One of the subtle objectives of education provided by these Canadian mission schools was providing a desired stability for the volatile plantation society. Indeed, the conversion from one religion to another, from one culture to another within the education system made the Presbyterian schools appear to be agents of deculturalisaton, westernisation and socialisation.

However, their provision of an English education was compatible with the desired social advancement which some East Indians were seeking. The Canadian mission had laid a solid foundation among its primary schools and this would later be successfully duplicated among its secondary educational institutions.

The colonial era unleashed socio-economic forces contributing to a fractured and dysfunctional society. The traumatic immigration process and being uprooting from their homeland affected the Indians.

The missionaries, Bible women, catechists, monitors, head teachers and pupil teachers often informally served as counsellors, psychologists, social workers, mediators and medical personnel. They were not professionally trained in these fields but provided insight, advice and wisdom for those who were depressed, hungry, poor, suicidal and victims of abuse.
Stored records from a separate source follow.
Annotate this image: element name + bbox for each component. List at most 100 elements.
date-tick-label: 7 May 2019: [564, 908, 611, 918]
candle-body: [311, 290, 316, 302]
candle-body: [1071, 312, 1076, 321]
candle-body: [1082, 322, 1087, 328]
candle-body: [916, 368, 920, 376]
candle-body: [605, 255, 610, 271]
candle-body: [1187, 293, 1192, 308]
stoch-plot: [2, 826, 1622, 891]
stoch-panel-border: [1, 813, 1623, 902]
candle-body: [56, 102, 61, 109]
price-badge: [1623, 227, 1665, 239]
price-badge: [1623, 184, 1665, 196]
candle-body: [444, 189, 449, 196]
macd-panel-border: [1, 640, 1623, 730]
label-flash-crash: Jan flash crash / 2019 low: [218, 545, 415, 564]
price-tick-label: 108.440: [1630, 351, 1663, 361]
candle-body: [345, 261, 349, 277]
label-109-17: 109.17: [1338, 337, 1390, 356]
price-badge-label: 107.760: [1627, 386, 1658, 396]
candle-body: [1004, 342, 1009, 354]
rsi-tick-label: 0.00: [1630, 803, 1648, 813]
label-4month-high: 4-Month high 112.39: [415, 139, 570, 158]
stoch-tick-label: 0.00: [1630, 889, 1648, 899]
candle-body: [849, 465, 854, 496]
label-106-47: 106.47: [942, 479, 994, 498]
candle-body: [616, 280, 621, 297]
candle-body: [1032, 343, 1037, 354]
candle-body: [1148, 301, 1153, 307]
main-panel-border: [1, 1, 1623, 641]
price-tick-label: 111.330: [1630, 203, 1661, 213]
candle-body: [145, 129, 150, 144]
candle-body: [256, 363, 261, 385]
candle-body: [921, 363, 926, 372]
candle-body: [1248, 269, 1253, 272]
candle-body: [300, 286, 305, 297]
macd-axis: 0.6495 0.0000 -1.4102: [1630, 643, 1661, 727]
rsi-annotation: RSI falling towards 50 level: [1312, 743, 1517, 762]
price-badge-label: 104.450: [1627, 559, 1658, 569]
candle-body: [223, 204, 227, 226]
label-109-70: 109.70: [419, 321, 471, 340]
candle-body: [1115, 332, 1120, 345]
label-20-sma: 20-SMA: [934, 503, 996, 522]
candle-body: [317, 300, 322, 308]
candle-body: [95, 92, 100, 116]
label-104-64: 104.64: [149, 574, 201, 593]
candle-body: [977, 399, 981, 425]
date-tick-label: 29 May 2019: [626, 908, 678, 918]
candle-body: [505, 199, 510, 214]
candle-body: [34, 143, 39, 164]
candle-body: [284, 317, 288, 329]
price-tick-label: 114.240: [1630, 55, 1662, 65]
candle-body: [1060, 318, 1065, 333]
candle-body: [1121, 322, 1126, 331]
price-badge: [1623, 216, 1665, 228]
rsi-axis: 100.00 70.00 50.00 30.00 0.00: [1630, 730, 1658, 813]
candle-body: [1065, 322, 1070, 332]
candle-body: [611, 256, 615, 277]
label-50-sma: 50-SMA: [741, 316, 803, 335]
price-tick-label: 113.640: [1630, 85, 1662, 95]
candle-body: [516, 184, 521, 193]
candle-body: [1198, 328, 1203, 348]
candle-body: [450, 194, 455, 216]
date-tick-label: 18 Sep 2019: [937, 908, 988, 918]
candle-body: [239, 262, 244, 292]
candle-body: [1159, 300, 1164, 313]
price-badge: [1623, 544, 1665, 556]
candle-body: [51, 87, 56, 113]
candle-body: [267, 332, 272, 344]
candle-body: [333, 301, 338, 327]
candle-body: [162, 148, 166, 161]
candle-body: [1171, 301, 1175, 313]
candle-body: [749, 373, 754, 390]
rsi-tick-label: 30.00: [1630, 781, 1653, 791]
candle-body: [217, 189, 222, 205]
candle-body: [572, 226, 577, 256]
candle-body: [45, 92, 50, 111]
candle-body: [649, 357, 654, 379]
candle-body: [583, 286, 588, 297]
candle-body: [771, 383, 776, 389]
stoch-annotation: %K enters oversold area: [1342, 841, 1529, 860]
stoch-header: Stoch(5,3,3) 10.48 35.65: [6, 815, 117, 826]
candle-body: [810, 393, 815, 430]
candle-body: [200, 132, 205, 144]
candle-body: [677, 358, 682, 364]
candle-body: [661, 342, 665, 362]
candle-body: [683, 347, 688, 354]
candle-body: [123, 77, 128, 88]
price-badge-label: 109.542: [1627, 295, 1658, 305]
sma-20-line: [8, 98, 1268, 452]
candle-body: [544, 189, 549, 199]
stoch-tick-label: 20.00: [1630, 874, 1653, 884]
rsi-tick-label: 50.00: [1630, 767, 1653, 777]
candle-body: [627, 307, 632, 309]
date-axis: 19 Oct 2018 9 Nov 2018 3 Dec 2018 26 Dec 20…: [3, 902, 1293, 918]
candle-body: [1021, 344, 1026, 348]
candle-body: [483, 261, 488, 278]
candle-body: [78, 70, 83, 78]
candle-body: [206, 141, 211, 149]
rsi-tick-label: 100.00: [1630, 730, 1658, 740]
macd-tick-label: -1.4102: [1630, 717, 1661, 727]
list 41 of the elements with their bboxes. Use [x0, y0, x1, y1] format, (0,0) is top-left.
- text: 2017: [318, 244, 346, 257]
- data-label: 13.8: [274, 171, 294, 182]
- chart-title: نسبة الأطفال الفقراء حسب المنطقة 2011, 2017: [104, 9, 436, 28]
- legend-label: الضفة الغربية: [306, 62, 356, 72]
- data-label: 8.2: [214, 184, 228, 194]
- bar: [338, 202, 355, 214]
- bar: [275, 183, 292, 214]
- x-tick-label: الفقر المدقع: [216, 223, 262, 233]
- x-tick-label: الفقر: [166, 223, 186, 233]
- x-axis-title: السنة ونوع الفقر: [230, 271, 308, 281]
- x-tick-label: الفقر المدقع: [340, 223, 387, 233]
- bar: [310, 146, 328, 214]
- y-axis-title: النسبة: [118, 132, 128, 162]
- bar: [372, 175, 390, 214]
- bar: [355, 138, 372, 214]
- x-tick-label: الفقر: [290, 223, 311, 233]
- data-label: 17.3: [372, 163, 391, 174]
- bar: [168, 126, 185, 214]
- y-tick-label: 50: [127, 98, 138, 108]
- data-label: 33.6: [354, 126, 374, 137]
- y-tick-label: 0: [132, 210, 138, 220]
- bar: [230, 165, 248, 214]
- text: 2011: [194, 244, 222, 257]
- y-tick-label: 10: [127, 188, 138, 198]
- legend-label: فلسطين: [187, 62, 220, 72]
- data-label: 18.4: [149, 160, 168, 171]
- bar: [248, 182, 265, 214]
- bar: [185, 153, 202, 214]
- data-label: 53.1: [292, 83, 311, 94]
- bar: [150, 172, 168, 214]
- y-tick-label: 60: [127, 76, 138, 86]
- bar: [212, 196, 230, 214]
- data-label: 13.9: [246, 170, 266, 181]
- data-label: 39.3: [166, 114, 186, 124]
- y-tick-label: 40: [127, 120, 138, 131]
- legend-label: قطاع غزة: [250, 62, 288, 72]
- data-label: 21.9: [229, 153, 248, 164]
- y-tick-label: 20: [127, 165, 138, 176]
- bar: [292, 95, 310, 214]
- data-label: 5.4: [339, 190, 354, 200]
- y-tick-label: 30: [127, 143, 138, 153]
During indentureship, education was the antidote for the poison of colonialism. More importantly, the Presbyterian legacy was one of uplifting and empowering the neglected and downtrodden during the 19th and 20th centuries.

Undoubtedly, the Presbyterian mission sheltered these vulnerable minds and acted as a buffer against the harsh socio-economic conditions.

Indeed, the Presbyterian Church played a crucial role in education of citizens and especially the acculturation and assimilation of Indian immigrants and their children.